In men, it is important to remove the blockage by either shrinking the prostate with medication or surgically opening the pathway before the bladder is over-expanded for too long. In women, the medications are much less helpful and have safety issues, especially in older women. The best thing women can do is to start with pelvic floor muscle strengthening exercises and the sooner the better. Also, there are bladder training techniques, pelvic surgeries, and even bladder stimulation devices that can help. Experts advise slow tightening and relaxing the pelvic floor muscles 200 times a day . . . whenever you think of it. An excellent reminder is to make it a habit of tightening the pelvis whenever you smile, and smile often. That would help women and men alike.

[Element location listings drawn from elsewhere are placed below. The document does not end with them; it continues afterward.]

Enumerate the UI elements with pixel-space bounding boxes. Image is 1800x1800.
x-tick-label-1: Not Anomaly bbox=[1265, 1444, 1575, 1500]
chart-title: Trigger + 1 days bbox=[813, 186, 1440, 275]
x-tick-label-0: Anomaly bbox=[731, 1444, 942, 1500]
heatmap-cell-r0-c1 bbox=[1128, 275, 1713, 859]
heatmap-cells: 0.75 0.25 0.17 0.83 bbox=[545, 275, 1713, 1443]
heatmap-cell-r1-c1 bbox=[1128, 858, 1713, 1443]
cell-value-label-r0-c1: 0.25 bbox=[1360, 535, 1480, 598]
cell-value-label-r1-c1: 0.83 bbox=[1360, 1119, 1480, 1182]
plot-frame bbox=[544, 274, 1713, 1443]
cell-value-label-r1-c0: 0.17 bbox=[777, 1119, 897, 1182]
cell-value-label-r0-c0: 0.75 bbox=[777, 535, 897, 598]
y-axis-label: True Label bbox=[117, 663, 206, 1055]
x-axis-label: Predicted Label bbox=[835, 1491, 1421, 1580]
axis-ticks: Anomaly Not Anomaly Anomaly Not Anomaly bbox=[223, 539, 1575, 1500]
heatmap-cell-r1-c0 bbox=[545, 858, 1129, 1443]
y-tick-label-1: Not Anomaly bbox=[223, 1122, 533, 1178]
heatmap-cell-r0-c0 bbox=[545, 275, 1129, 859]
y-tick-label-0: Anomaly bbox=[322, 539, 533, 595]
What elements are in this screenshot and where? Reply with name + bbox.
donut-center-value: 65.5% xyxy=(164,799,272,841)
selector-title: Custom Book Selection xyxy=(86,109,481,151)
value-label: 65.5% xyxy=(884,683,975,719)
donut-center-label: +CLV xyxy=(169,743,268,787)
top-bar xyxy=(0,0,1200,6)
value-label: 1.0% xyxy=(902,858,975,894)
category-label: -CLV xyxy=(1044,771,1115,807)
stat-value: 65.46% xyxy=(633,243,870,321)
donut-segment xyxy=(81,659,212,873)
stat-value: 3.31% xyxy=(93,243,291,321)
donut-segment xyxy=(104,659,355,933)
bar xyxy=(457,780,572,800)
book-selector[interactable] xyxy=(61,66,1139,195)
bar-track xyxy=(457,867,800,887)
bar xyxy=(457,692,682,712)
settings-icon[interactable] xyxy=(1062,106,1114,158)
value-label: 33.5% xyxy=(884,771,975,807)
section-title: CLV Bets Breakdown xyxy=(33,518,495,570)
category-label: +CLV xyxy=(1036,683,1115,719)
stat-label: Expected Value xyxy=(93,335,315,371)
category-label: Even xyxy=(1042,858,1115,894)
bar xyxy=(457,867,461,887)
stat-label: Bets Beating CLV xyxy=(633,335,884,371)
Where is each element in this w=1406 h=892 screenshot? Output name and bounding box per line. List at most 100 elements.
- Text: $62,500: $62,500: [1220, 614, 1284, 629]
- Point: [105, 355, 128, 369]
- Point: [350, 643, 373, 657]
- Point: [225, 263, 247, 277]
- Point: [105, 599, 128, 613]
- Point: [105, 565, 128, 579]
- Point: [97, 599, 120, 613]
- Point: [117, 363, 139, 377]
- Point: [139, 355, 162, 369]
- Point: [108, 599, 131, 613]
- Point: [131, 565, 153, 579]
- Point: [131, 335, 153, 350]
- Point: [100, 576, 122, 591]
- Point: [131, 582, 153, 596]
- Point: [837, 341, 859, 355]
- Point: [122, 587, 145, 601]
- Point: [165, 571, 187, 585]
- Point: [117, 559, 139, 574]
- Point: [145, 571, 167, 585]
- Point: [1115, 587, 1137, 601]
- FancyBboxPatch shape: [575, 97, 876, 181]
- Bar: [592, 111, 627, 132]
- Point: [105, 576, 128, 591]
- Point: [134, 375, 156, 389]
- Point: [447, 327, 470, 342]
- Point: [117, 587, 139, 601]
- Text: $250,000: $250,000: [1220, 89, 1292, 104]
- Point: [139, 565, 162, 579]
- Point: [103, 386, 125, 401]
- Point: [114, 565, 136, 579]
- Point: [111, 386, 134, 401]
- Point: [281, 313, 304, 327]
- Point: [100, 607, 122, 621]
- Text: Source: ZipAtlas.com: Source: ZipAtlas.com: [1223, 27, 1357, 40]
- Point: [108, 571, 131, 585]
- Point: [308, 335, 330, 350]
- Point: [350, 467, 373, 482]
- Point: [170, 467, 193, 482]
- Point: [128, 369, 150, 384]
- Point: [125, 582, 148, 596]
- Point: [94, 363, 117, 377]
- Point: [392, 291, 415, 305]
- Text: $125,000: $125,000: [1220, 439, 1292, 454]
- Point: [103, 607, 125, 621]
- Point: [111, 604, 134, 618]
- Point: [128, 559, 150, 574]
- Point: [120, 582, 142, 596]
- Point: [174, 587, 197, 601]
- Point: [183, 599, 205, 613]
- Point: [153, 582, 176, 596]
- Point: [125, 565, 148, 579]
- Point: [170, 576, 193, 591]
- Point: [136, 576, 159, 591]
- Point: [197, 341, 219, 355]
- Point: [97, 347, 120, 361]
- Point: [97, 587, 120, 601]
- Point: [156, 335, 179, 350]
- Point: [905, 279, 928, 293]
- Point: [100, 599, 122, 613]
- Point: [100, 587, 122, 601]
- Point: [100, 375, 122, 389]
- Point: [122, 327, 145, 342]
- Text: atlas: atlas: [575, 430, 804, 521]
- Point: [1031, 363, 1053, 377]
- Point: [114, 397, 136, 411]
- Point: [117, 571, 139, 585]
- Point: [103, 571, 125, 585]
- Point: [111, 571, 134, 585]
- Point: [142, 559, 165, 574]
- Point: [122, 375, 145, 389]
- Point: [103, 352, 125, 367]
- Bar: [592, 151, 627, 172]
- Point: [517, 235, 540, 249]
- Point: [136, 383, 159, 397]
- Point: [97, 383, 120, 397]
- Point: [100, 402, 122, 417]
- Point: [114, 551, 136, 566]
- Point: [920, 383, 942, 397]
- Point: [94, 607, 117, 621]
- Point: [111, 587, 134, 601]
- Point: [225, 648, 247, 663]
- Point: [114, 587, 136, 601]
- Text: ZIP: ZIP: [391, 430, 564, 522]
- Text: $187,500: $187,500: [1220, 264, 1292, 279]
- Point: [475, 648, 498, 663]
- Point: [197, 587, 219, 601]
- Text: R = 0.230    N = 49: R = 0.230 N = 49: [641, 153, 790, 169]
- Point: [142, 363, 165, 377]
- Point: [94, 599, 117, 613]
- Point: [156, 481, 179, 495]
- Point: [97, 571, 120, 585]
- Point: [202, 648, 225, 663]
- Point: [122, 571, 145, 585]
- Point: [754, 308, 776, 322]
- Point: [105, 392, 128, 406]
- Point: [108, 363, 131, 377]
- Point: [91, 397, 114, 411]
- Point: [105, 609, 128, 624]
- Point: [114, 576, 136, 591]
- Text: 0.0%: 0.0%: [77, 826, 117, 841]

Bottom line: especially in women, medications for incontinence are often only marginally helpful and carry with them hefty side effects and cost. Pelvic floor muscle strengthening exercises are more effective than meds, without side effects, inexpensive, and underutilized. Do it with a smile so you can laugh without worry.
by Richard P. Holm
The first indication of my having glaucoma came when I was at the eye doctor for a regular checkup. It was discovered by machine-testing that I had lost peripheral vision in my left eye. Loss of peripheral vision is a sign that glaucoma might be occurring, and indeed, when they measured the pressure within my eyes, it was increased on the left. Before that, I had no idea something was wrong.
An estimated three million people in the U.S. have glaucoma; half of which have no idea something is wrong, and 120,000 become blind as a result. Glaucoma is the second leading cause of blindness in the world, especially for those coming from African origins. Treatment is available once the condition is discovered, so the best preventive move is to get routine glaucoma testing.
Glaucoma causes peripheral vision loss and preserves central vision until late in the disease. Central vision is that concentrated view we have of the object at which we are staring. It is the eye-of-the-needle into which we are trying to put the thread; the subtle smile of the mysterious woman about which we are painting; the target at which we are aiming our arrow. Say it again, early on, central vision is preserved in glaucoma.
Just because our central vision is retained until late-stage glaucoma, that doesn’t mean it isn’t causing problems. Peripheral vision is important, allowing us to see the shooting star that flashes suddenly from the eastern horizon while we’re staring at the big dipper; to see the boy that might jet out from behind a car in pursuit of his ball while we drive down the road; to see the guy across the room who has captured our attention, secretly watching him without letting him know.
For comparison, macular degeneration causes the opposite kind of vision loss. More specifically, it results in a loss of central vision while preserving peripheral vision. Both conditions affect the retina, the blanket of nerves covering the back side of the eye, which, like a camera, captures the image of an autumn moon rising above a South Dakota lake, a wind-wave of grass moving on a prairie hill, or the surprised face of discovery on a visiting grandchild.
Take home message: people don’t realize there is peripheral vision loss resulting from glaucoma until the damage has been done. Get in to have routine eye testing. You may have no idea something is wrong.